Et même pour ceux qui évitent les transports en commun dans l’espoir d’accélérer le réchauffement climatique à bord de leur Range Rover diesel, février est aussi le mois du changement. Le 54e autofestival permet à tout un chacun de trouver un nouveau moyen de pollution, pardon, de locomotion, ou de rendre visite à son concessionnaire préféré, voire simplement de demander à son banquier un crédit à la consommation à un taux imbattable (même si c’est pour changer ses fenêtres ou se payer des vacances au soleil). Si l’on en croit le communiqué de presse des distributeurs, plus d’un tiers des immatriculations annuelles résultent de ventes conclues durant cette période d’une dizaine de jours. Autant dire que les concessionnaires pourraient se contenter de travailler dix jours en février, dix jours en juin et dix jours en octobre et partir en vacances tout le reste de l’année.

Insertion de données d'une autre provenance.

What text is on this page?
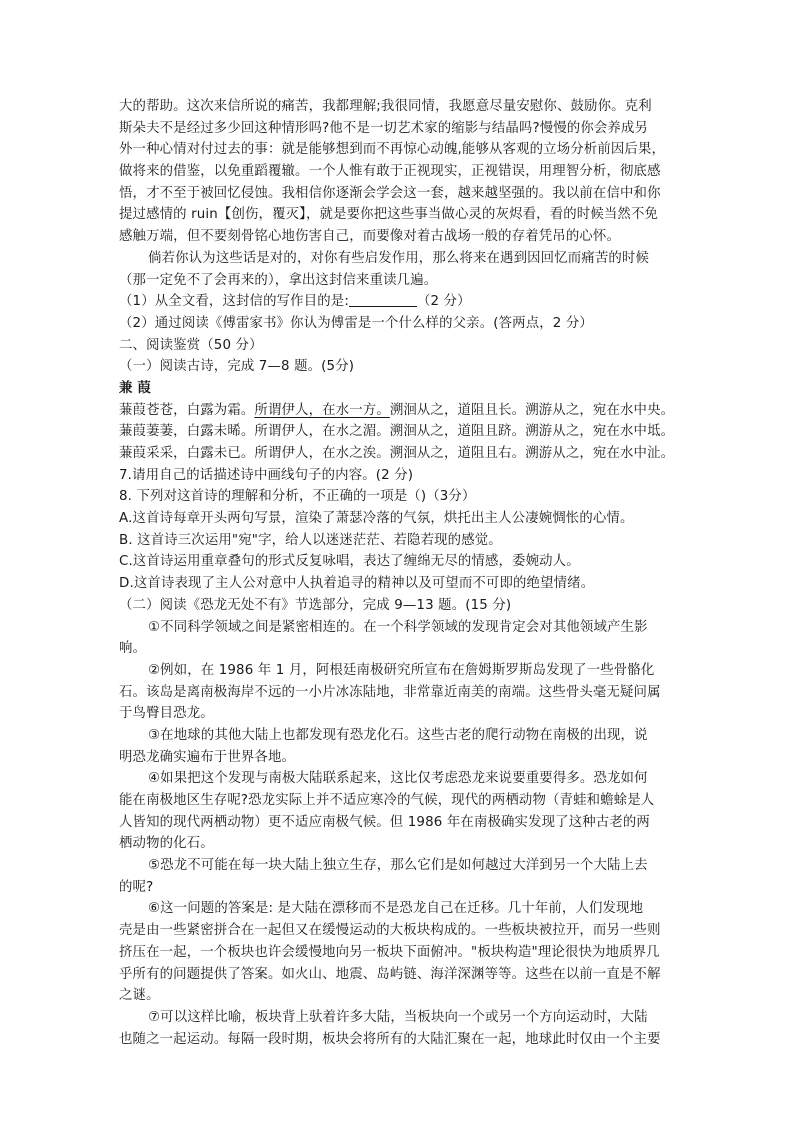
大的帮助。这次来信所说的痛苦，我都理解;我很同情，我愿意尽量安慰你、鼓励你。克利
斯朵夫不是经过多少回这种情形吗?他不是一切艺术家的缩影与结晶吗?慢慢的你会养成另
外一种心情对付过去的事：就是能够想到而不再惊心动魄,能够从客观的立场分析前因后果，
做将来的借鉴，以免重蹈覆辙。一个人惟有敢于正视现实，正视错误，用理智分析，彻底感
悟，才不至于被回忆侵蚀。我相信你逐渐会学会这一套，越来越坚强的。我以前在信中和你
提过感情的 ruin【创伤，覆灭】，就是要你把这些事当做心灵的灰烬看，看的时候当然不免
感触万端，但不要刻骨铭心地伤害自己，而要像对着古战场一般的存着凭吊的心怀。
倘若你认为这些话是对的，对你有些启发作用，那么将来在遇到因回忆而痛苦的时候
（那一定免不了会再来的），拿出这封信来重读几遍。
（1）从全文看，这封信的写作目的是:	（2 分）
（2）通过阅读《傅雷家书》你认为傅雷是一个什么样的父亲。(答两点，2 分）
二、阅读鉴赏（50 分）
（一）阅读古诗，完成 7—8 题。(5分)
兼 葭
蒹葭苍苍，白露为霜。所谓伊人，在水一方。溯洄从之，道阻且长。溯游从之，宛在水中央。
蒹葭萋萋，白露未晞。所谓伊人，在水之湄。溯洄从之，道阻且跻。溯游从之，宛在水中坻。
蒹葭采采，白露未已。所谓伊人，在水之涘。溯洄从之，道阻且右。溯游从之，宛在水中沚。
7.请用自己的话描述诗中画线句子的内容。(2 分)
8. 下列对这首诗的理解和分析，不正确的一项是（)（3分）
A.这首诗每章开头两句写景，渲染了萧瑟冷落的气氛，烘托出主人公凄婉惆怅的心情。
B. 这首诗三次运用"宛"字，给人以迷迷茫茫、若隐若现的感觉。
C.这首诗运用重章叠句的形式反复咏唱，表达了缠绵无尽的情感，委婉动人。
D.这首诗表现了主人公对意中人执着追寻的精神以及可望而不可即的绝望情绪。
（二）阅读《恐龙无处不有》节选部分，完成 9—13 题。(15 分)
①不同科学领域之间是紧密相连的。在一个科学领域的发现肯定会对其他领域产生影
响。
②例如，在 1986 年 1 月，阿根廷南极研究所宣布在詹姆斯罗斯岛发现了一些骨骼化
石。该岛是离南极海岸不远的一小片冰冻陆地，非常靠近南美的南端。这些骨头毫无疑问属
于鸟臀目恐龙。
③在地球的其他大陆上也都发现有恐龙化石。这些古老的爬行动物在南极的出现，说
明恐龙确实遍布于世界各地。
④如果把这个发现与南极大陆联系起来，这比仅考虑恐龙来说要重要得多。恐龙如何
能在南极地区生存呢?恐龙实际上并不适应寒冷的气候，现代的两栖动物（青蛙和蟾蜍是人
人皆知的现代两栖动物）更不适应南极气候。但 1986 年在南极确实发现了这种古老的两
栖动物的化石。
⑤恐龙不可能在每一块大陆上独立生存，那么它们是如何越过大洋到另一个大陆上去
的呢?
⑥这一问题的答案是: 是大陆在漂移而不是恐龙自己在迁移。几十年前，人们发现地
壳是由一些紧密拼合在一起但又在缓慢运动的大板块构成的。一些板块被拉开，而另一些则
挤压在一起，一个板块也许会缓慢地向另一板块下面俯冲。"板块构造"理论很快为地质界几
乎所有的问题提供了答案。如火山、地震、岛屿链、海洋深渊等等。这些在以前一直是不解
之谜。
⑦可以这样比喻，板块背上驮着许多大陆，当板块向一个或另一个方向运动时，大陆
也随之一起运动。每隔一段时期，板块会将所有的大陆汇聚在一起，地球此时仅由一个主要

Pour le reste, il est symptomatique qu’une des séries qui fasse le plus parler d’elle en ce moment soit Black Mirror, qui encourage chacun de nous à cultiver la crainte face aux changements récents, qu’ils soient techniques ou sociétaux : l’importance envahissante des réseaux sociaux, l’évaluation permanente des autres, la publicité intrusive, l’illusion créée par les technologies virtuelles, les risques qu’il y a à ne pas débrancher sa webcam, la géolocalisation, les divertissements électroniques, ce qu’il advient de notre passé numérique après notre mort… On a vu apparaître, depuis quelques mois, dans différentes manifestations et protestations, des pancartes « this episode of black mirror sucks », insinuant que la réalité semble avoir dépassé la fiction. On se rassurera en se disant qu’un ours bleu en images de synthèse n’a pas encore été candidat aux élections. Et en se disant, heureusement, qu’il reste encore des enfants pour lesquels sortir dans la rue avec leurs copains quémander quelques friandises sera le meilleur souvenir du week-end.